I give thanks for dreaming last night I had a wonderful friend who took me on adventures. We were struggling a little to pitch a tent on sand as the dusk gathered in some far flung place and she was saying how much she worried about me and all the danger I was in. And I replied we were all in danger all of the time, emphasising how much I appreciated her helping me have such marvellous experiences but also myself for making sure I enjoyed them the best I could.

And then I woke in the dark in lots of pain wishing it was true! I've had a lot of bad dreams lately but you know it's the good ones that mostly cause me the most grief. I give thanks for trying to be grateful instead.

So much of my life I've not felt safe, some situation or someone always seeming ready to do me harm. I give thanks for all the solace and joy I've found in nature... in seas and trees and skies and mountains, in colour and shape and sound and light. For learning to find the wonder in the mundane and the little marvels in the everyday. For books for escapism, entertainment and education. For the far-flung places I've been on film or TV screen.

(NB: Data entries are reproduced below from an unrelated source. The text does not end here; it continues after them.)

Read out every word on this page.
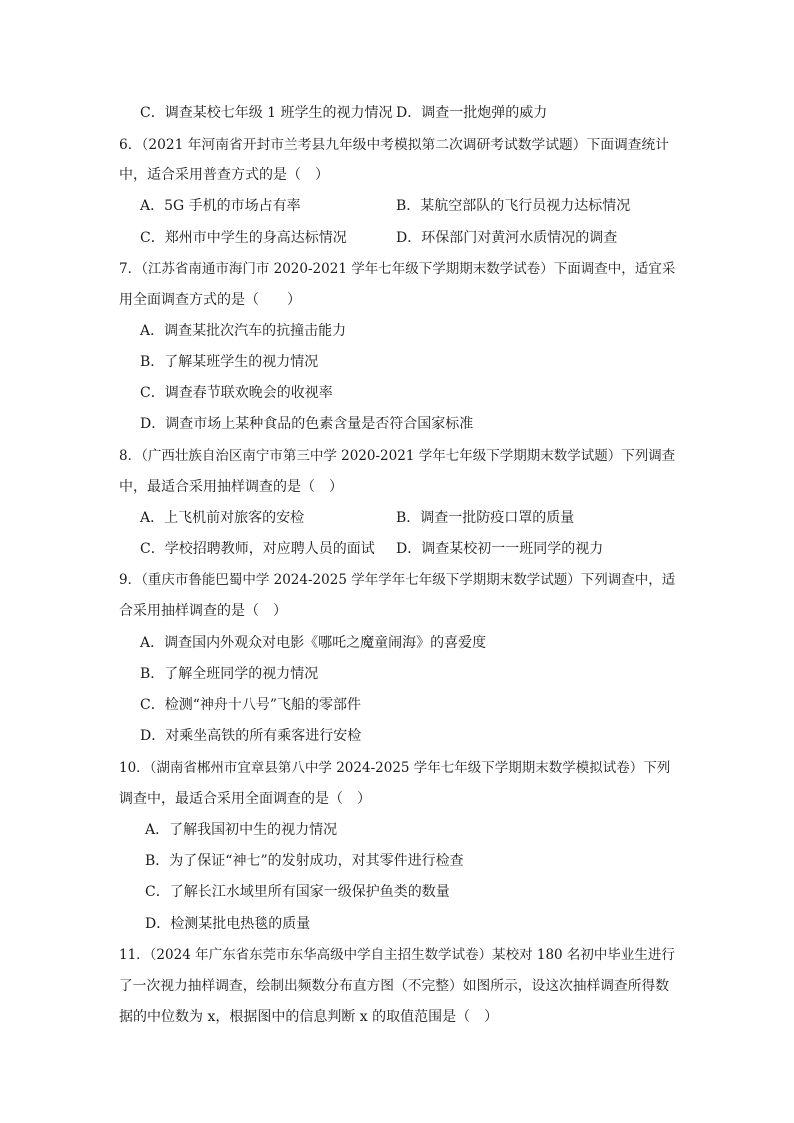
C．调查某校七年级 1 班学生的视力情况 D．调查一批炮弹的威力
6．（2021 年河南省开封市兰考县九年级中考模拟第二次调研考试数学试题）下面调查统计
中，适合采用普查方式的是（　）
A．5G 手机的市场占有率	B．某航空部队的飞行员视力达标情况
C．郑州市中学生的身高达标情况	D．环保部门对黄河水质情况的调查
7．（江苏省南通市海门市 2020-2021 学年七年级下学期期末数学试卷）下面调查中，适宜采
用全面调查方式的是（　　）
A．调查某批次汽车的抗撞击能力
B．了解某班学生的视力情况
C．调查春节联欢晚会的收视率
D．调查市场上某种食品的色素含量是否符合国家标准
8．（广西壮族自治区南宁市第三中学 2020-2021 学年七年级下学期期末数学试题）下列调查
中，最适合采用抽样调查的是（　）
A．上飞机前对旅客的安检	B．调查一批防疫口罩的质量
C．学校招聘教师，对应聘人员的面试 D．调查某校初一一班同学的视力
9．（重庆市鲁能巴蜀中学 2024-2025 学年学年七年级下学期期末数学试题）下列调查中，适
合采用抽样调查的是（　）
A．调查国内外观众对电影《哪吒之魔童闹海》的喜爱度
B．了解全班同学的视力情况
C．检测“神舟十八号”飞船的零部件
D．对乘坐高铁的所有乘客进行安检
10．（湖南省郴州市宜章县第八中学 2024-2025 学年七年级下学期期末数学模拟试卷）下列
调查中，最适合采用全面调查的是（　）
A．了解我国初中生的视力情况
B．为了保证“神七”的发射成功，对其零件进行检查
C．了解长江水域里所有国家一级保护鱼类的数量
D．检测某批电热毯的质量
11．（2024 年广东省东莞市东华高级中学自主招生数学试卷）某校对 180 名初中毕业生进行
了一次视力抽样调查，绘制出频数分布直方图（不完整）如图所示，设这次抽样调查所得数
据的中位数为 x，根据图中的信息判断 x 的取值范围是（　）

For all the people I have loved, and for loving myself failings and failures and all. For giving and forgiving and trying to be kind.


I give thanks for sofas. I've only owned one new one ever, but I've inherited a few and slept on a few of other people's when I've not had a home ... And I've had futons when my bed and sofa has had to be the same thing. Now I just have an old single bed in the living room, as I don't have a spare bedroom and never seem to have enough spare cash to buy one (second bedroom or sofa haha!) I give thanks I've finally finished its 'makeover' with new cushions and covering. I give thanks for my creativity and ability to make comfortable homeliness in small spaces and with little outlay. It may not look like much in the picture but it feels rather sumptuously *slumptuous* to me!